The generosity of writers

Sunday Blog 7 – 10th October 2021

If I remember correctly, I saw Michael Robotham speak at the Margaret River Writers’ Festival a few years ago – or perhaps the Perth Writer’s Festival. My memory is notoriously unreliable. For me, there’s nothing I like more than a Writers’ Festival where you can buy all sorts of books you may never get to read with a conscience as clear as rainwater. Because, supporting the arts, right? Plus once you have heard someone speak live, it would be churlish not to buy their novel. Then, you might get a chance to have a chat with the author as they scrawl your name and move to the next keen reader.

Michael Robotham seemed like such a personable man and spoke at some length of that moment in 2002 when his manuscript of his first novel The Suspect set off a bidding war, and how the resulting contract changed his life. He was also very candid about how he hadn’t fully looked at the fine print of this life-changing contract, which asked him to produce books in the same genre as The Suspect.
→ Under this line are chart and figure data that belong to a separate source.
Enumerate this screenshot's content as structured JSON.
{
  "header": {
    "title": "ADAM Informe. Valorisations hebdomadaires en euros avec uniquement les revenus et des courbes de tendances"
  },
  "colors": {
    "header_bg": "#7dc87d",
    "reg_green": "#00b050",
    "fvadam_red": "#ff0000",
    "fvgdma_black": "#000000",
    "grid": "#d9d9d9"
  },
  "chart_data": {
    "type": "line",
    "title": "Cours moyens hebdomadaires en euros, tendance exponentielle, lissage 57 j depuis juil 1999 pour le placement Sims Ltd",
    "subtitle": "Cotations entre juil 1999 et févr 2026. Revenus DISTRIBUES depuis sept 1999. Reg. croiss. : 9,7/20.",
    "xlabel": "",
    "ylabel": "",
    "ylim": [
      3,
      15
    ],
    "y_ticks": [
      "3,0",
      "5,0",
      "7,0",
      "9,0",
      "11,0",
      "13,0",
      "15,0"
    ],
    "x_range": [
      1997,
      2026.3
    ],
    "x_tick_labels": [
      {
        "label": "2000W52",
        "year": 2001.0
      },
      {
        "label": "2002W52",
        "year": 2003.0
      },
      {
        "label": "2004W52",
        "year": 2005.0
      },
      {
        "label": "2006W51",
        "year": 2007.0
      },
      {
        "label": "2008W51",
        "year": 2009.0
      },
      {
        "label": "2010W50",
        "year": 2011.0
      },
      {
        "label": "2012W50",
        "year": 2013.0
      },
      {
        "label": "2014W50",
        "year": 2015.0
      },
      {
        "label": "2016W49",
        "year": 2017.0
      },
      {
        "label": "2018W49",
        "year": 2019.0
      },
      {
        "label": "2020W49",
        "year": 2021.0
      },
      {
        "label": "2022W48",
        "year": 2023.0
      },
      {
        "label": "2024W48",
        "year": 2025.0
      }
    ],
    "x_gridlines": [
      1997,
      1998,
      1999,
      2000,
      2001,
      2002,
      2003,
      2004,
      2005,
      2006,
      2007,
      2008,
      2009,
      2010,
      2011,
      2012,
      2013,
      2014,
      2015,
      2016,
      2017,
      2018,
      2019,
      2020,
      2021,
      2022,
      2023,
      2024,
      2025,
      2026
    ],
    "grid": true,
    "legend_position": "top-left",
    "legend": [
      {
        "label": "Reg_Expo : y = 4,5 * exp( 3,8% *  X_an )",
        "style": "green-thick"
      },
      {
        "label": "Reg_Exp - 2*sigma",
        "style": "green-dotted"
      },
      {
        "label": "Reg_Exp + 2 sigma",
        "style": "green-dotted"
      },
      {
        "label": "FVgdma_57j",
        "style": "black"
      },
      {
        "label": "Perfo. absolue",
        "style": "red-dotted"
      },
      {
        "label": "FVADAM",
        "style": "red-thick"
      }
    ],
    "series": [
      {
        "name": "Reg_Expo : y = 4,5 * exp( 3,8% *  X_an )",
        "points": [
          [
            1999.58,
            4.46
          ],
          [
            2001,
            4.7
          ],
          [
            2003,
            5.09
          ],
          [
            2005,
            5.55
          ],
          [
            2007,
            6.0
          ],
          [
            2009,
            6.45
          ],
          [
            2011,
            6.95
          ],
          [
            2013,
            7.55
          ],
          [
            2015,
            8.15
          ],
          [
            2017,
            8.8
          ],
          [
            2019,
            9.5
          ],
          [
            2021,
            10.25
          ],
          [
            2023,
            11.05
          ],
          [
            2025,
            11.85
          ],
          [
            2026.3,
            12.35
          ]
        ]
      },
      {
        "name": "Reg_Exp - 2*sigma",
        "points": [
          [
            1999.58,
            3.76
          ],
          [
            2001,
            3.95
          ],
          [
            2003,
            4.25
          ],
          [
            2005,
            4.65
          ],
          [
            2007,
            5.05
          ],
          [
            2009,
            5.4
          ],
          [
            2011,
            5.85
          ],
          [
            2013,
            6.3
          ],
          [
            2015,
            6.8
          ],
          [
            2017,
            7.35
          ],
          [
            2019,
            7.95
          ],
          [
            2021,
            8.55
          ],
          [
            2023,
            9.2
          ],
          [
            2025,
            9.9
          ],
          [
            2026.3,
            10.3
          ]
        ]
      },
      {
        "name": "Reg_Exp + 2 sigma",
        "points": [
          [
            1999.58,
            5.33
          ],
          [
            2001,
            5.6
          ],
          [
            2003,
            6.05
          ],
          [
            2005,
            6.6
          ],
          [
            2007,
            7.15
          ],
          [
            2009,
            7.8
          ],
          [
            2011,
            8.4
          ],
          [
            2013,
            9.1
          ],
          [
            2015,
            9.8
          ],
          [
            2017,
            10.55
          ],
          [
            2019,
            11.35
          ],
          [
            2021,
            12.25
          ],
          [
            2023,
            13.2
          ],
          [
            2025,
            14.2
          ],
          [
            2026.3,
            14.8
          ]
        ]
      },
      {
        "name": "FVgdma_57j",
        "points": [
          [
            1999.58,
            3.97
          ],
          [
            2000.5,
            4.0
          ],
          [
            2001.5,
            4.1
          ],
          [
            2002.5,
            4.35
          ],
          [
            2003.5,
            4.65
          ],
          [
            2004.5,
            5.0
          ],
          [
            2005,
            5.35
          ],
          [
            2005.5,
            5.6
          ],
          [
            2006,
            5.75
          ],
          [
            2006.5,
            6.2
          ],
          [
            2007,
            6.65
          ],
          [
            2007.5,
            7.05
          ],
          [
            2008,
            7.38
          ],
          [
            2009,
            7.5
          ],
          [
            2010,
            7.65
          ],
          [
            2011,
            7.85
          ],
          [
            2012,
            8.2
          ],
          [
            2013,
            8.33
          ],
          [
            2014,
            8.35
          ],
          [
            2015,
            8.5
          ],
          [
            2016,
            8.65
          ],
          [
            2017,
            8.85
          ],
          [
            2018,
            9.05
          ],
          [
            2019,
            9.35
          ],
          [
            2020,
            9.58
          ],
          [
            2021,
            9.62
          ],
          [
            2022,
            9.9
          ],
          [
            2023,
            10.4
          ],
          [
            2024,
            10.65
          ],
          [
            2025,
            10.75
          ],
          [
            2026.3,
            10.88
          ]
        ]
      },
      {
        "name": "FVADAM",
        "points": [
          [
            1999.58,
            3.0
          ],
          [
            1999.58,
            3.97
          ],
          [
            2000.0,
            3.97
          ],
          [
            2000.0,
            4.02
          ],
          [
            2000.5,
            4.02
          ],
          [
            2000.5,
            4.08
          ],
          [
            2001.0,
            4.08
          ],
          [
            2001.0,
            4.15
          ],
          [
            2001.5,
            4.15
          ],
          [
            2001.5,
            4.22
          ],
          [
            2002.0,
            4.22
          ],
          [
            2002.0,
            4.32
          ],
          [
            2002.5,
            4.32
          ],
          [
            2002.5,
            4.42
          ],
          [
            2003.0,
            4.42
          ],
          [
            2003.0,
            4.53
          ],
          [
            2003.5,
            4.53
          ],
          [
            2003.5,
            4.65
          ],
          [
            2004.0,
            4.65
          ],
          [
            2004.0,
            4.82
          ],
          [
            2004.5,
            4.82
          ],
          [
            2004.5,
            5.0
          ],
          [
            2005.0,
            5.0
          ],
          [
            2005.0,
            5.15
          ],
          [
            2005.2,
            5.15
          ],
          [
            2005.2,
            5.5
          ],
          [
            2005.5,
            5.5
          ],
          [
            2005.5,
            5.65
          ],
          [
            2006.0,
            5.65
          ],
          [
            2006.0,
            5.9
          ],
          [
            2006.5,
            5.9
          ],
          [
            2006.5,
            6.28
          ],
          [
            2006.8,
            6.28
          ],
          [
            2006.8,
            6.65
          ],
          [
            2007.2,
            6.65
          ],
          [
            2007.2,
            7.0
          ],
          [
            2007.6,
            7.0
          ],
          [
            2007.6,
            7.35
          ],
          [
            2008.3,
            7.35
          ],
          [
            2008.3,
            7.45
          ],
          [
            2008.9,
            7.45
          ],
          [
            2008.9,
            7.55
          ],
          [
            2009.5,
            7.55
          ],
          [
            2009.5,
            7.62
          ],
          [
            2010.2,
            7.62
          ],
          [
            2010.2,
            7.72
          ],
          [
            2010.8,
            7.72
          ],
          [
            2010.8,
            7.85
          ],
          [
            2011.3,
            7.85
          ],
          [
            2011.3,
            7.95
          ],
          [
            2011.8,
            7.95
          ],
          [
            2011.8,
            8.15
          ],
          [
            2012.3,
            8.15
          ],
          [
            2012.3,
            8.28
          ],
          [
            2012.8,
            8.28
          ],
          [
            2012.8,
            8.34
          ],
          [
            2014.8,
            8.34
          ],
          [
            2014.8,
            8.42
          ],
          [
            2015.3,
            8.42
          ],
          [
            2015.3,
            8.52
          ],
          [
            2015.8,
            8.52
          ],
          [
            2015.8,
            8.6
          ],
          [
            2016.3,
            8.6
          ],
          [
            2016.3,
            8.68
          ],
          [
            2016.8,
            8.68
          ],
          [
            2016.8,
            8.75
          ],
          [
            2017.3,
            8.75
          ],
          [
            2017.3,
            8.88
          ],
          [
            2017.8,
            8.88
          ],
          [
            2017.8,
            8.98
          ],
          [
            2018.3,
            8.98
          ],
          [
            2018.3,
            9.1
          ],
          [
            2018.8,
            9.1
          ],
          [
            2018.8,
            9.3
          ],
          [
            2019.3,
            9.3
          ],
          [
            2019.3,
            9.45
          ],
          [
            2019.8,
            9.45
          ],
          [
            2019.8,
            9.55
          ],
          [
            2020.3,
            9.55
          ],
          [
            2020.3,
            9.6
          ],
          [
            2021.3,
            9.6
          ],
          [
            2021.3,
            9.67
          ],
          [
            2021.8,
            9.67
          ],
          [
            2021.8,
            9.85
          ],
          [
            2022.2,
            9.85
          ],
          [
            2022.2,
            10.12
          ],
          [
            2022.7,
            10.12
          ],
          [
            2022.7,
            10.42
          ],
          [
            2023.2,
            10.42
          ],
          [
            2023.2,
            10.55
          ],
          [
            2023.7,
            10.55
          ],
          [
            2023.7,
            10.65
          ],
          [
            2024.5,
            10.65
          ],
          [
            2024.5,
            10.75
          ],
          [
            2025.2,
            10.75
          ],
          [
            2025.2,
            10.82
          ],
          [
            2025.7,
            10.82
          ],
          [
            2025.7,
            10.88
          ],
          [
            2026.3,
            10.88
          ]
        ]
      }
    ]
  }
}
His Great Australian Novel – a literary fiction unfinished potential masterpiece – has had to continue languishing in his bottom drawer. He was very self-deprecating about His Great Australian Novel but it got me thinking.

I am still a very long way away from any kind of publishing contract, with or without a bidding war. But when I find myself in the position of signing a publishing contract, I will be very careful not to sign away my creative licence to try – and possibly fail – at a number of different genres.
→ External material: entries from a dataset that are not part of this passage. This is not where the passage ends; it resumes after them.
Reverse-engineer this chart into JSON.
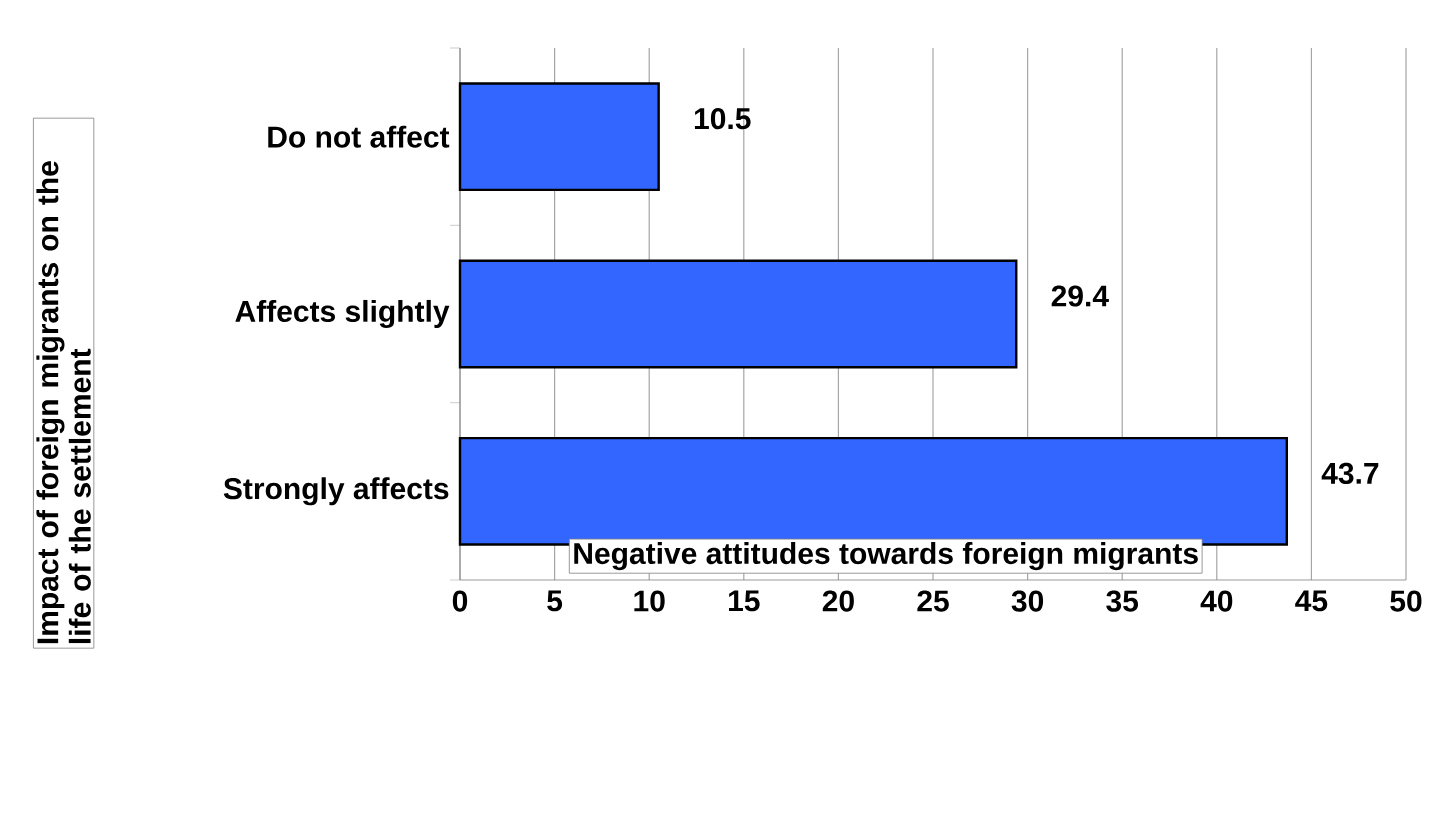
{
  "chart_data": {
    "type": "bar",
    "orientation": "horizontal",
    "xlabel": "Negative attitudes towards foreign migrants",
    "ylabel": "Impact of foreign migrants on the life of the settlement",
    "categories": [
      "Do not affect",
      "Affects slightly",
      "Strongly affects"
    ],
    "values": [
      10.5,
      29.4,
      43.7
    ],
    "value_labels": [
      "10.5",
      "29.4",
      "43.7"
    ],
    "color": "#3366ff",
    "xlim": [
      0,
      50
    ],
    "xticks": [
      0,
      5,
      10,
      15,
      20,
      25,
      30,
      35,
      40,
      45,
      50
    ],
    "grid": "x"
  }
}
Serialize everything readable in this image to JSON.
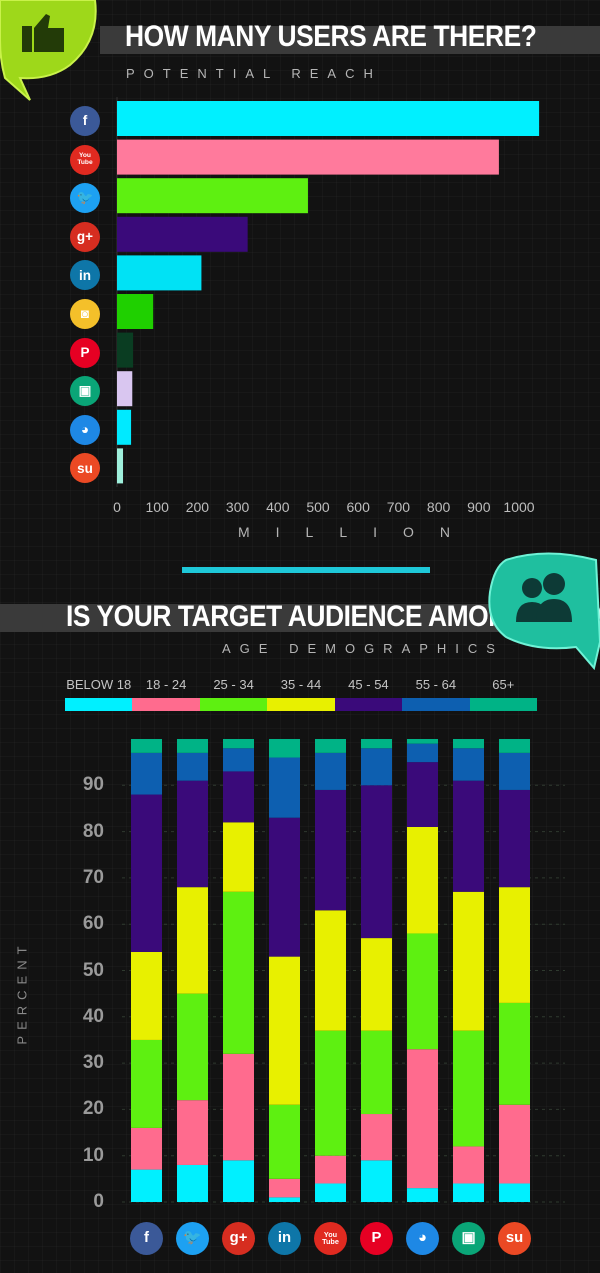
{
  "colors": {
    "cyan": "#00f0ff",
    "pink": "#ff6b8e",
    "green": "#5ef011",
    "purple": "#3a0a7a",
    "yellow": "#e8f000",
    "blue": "#0d5fb0",
    "teal": "#00b386"
  },
  "chart_data": [
    {
      "type": "bar",
      "orientation": "horizontal",
      "title": "HOW MANY USERS ARE THERE?",
      "subtitle": "POTENTIAL REACH",
      "xlabel": "MILLION",
      "xlim": [
        0,
        1000
      ],
      "xticks": [
        "0",
        "100",
        "200",
        "300",
        "400",
        "500",
        "600",
        "700",
        "800",
        "900",
        "1000"
      ],
      "categories": [
        "facebook",
        "youtube",
        "twitter",
        "google-plus",
        "linkedin",
        "instagram",
        "pinterest",
        "slideshare",
        "reddit",
        "stumbleupon"
      ],
      "values": [
        1050,
        950,
        475,
        325,
        210,
        90,
        40,
        38,
        35,
        15
      ],
      "bar_colors": [
        "#00f0ff",
        "#ff7a9c",
        "#5ef011",
        "#3a0a7a",
        "#00e2f5",
        "#1fd000",
        "#0a3d22",
        "#d9c6f0",
        "#00eaff",
        "#9ff0dc"
      ]
    },
    {
      "type": "bar",
      "stacked": true,
      "title": "IS YOUR TARGET AUDIENCE AMONG THEM?",
      "subtitle": "AGE DEMOGRAPHICS",
      "ylabel": "PERCENT",
      "ylim": [
        0,
        100
      ],
      "yticks": [
        "0",
        "10",
        "20",
        "30",
        "40",
        "50",
        "60",
        "70",
        "80",
        "90"
      ],
      "categories": [
        "facebook",
        "twitter",
        "google-plus",
        "linkedin",
        "youtube",
        "pinterest",
        "reddit",
        "slideshare",
        "stumbleupon"
      ],
      "series": [
        {
          "name": "BELOW 18",
          "color": "#00f0ff",
          "values": [
            7,
            8,
            9,
            1,
            4,
            9,
            3,
            4,
            4
          ]
        },
        {
          "name": "18 - 24",
          "color": "#ff6b8e",
          "values": [
            9,
            14,
            23,
            4,
            6,
            10,
            30,
            8,
            17
          ]
        },
        {
          "name": "25 - 34",
          "color": "#5ef011",
          "values": [
            19,
            23,
            35,
            16,
            27,
            18,
            25,
            25,
            22
          ]
        },
        {
          "name": "35 - 44",
          "color": "#e8f000",
          "values": [
            19,
            23,
            15,
            32,
            26,
            20,
            23,
            30,
            25
          ]
        },
        {
          "name": "45 - 54",
          "color": "#3a0a7a",
          "values": [
            34,
            23,
            11,
            30,
            26,
            33,
            14,
            24,
            21
          ]
        },
        {
          "name": "55 - 64",
          "color": "#0d5fb0",
          "values": [
            9,
            6,
            5,
            13,
            8,
            8,
            4,
            7,
            8
          ]
        },
        {
          "name": "65+",
          "color": "#00b386",
          "values": [
            3,
            3,
            2,
            4,
            3,
            2,
            1,
            2,
            3
          ]
        }
      ]
    }
  ],
  "platform_icons": {
    "facebook": {
      "glyph": "f",
      "color": "#3b5998"
    },
    "youtube": {
      "glyph": "You\nTube",
      "color": "#e02a20"
    },
    "twitter": {
      "glyph": "🐦",
      "color": "#1da1f2"
    },
    "google-plus": {
      "glyph": "g+",
      "color": "#d62d20"
    },
    "linkedin": {
      "glyph": "in",
      "color": "#0e76a8"
    },
    "instagram": {
      "glyph": "◙",
      "color": "#f4c02a"
    },
    "pinterest": {
      "glyph": "P",
      "color": "#e60023"
    },
    "slideshare": {
      "glyph": "▣",
      "color": "#0aa577"
    },
    "reddit": {
      "glyph": "◕",
      "color": "#1e88e5"
    },
    "stumbleupon": {
      "glyph": "su",
      "color": "#eb4924"
    }
  }
}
I happened to find Michael at the signing desk during a lull when he had enough time for me to very quickly outline my current situation of working almost full time and squeezing in writing on the weekends. He picked up his pen and with a flourish exhorted me to keep finding time to write. It just seemed so kind.

This is just one of the many instances I encounter in the writer’s world – just how generous and encouraging writers are to writers.

I keep this on my desk. I keep finding time to write.